If you work on Wall Street, grab a chair. You might want to take this news sitting down.
Americans still hold big banks in low regard, years removed from the financial crisis. A SurveyMonkey poll of more than 10,000 U.S. adults calls Wall Street ruthless, and when people were asked which of the biggest U.S. companies named in the Fortune 100 were worst for the country, three of the top five names that came to mind were banks.
Survey respondents assigned "most ruthless" status to four banks — Goldman Sachs, JPMorgan Chase, Bank of America and Morgan Stanley. Goldman did not respond to a request for comment, the others declined comment.
The results on banks were a stark contrast to how respondents felt about technology companies: the top four companies they identified for having the most positive global impact are all in tech. No Wall Street firm made the list of places Americans would like to work the most. But tech companies dominated that category, taking up four of 10 spots.
The contrast between Silicon Valley and Wall Street is stark, and the survey acts as a reminder of the damage to the finance industry's prestige that accompanied turmoil brought in the global financial crisis.
Records from Gallup indicate that as far back as the late 1970s, 60 percent of Americans expressed confidence in the banking industry, with the level as high as 53 percent in years leading up to the crisis that began to boil over in 2007. That number plummeted after the market crash, to as low as 21 percent, but rebounded to 28 percent in the 2015 survey. A February 2016 poll, from the Harris Group, said 37 percent of Americans think the entire financial services industry has a "good reputation," from a crisis low of 11 percent.
"As much as banks continue to be reputation-challenged, we've seen some improvement since the Great Recession," said Stephen Hahn-Griffiths of the Reputation Institute, which tracks public sentiment.
While public opinion of Wall Street is recovering, hiring has not matched precrisis figures in terms of jobs or pay. The industry still hasn't matched its precrisis employment total, according to the state of New York. This year, big banks have had to cut their way to profitability while trying to build their technology teams — something that has challenged traditional financial services firms that have to fight off start-ups for top engineering talent.
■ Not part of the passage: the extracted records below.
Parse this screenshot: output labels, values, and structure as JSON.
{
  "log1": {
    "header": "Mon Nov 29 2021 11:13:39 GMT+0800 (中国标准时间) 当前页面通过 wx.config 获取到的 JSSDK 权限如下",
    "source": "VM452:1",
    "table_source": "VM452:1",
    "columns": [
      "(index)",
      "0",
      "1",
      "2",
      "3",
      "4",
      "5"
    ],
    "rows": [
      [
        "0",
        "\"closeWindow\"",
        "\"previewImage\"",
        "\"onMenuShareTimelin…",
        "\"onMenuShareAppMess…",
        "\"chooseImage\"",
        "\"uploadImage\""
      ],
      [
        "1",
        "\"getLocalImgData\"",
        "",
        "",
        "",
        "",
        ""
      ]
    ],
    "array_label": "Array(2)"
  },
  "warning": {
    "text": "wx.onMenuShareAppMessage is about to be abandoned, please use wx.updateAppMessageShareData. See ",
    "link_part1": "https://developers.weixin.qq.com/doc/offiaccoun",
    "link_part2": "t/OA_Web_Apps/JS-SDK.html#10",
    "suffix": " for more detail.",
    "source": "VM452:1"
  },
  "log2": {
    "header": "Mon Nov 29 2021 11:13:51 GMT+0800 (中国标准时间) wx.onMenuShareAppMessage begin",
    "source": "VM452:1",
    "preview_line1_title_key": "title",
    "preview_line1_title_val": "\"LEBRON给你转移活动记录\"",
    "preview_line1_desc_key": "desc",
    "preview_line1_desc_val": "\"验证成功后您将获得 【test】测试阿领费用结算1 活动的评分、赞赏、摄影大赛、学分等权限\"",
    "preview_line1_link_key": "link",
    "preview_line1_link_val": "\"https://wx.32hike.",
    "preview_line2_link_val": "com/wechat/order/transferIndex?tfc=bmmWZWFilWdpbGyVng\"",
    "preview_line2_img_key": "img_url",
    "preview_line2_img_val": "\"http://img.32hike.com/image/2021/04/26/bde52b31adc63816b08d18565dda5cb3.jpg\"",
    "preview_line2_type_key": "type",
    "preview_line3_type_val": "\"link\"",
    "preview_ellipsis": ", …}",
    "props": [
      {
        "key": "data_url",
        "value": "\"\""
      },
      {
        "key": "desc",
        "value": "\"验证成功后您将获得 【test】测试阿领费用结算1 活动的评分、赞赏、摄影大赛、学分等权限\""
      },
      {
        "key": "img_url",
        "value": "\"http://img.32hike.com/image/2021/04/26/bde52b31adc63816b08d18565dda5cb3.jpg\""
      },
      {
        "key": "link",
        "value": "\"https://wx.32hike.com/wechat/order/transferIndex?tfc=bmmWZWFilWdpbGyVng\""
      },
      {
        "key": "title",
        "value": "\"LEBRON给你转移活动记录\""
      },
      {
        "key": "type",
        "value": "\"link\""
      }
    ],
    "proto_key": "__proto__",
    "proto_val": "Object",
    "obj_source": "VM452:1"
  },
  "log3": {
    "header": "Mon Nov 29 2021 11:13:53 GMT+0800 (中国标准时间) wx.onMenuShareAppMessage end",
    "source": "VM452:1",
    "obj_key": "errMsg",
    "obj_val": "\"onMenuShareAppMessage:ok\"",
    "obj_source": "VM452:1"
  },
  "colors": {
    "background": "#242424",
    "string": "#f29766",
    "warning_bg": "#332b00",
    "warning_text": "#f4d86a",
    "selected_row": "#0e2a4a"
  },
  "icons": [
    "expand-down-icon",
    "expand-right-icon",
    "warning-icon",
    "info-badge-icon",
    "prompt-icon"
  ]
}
"The competition for talent between Wall Street and tech firms is intensifying," said Michael Karp, founder of Options Group, a Wall Street recruiter. "The dynamics of recruitment have changed."
Tech sector hiring, notably in California, has been on the rebound since the financial crisis, according to trade group CompTIA, and nationwide the industry's job growth rate is at a 10-year high.
It's difficult to maintain pace with an industry that enjoys the benefit of public opinion, and it's even harder to do it when the paychecks aren't what they used to be. Since 2007, the average pay is down 55 percent for a mortgage backed securities trader, and the average mergers and acquisitions banker's pay is down 53 percent, according to the Options Group. More broadly, data tracked by New York state shows bonuses are down across the industry in the years after the financial crisis, and have not fully rebounded.
Some think the fall in pay has a lot to do with millennials' eagerness to work for tech companies and found start-ups where private stock options have virtually unlimited upside, more than public opinion.
"I think it is industry-related also and not employer-related; Dodd-Frank has stifled creativity and massively lowered morale," said David McCormack, CEO of recruitment firm DMC Partners. "Mediocrity has been blown out on Wall Street. Everyone is being held accountable and as headcount has reduced significantly, you now need to be stellar to survive and succeed."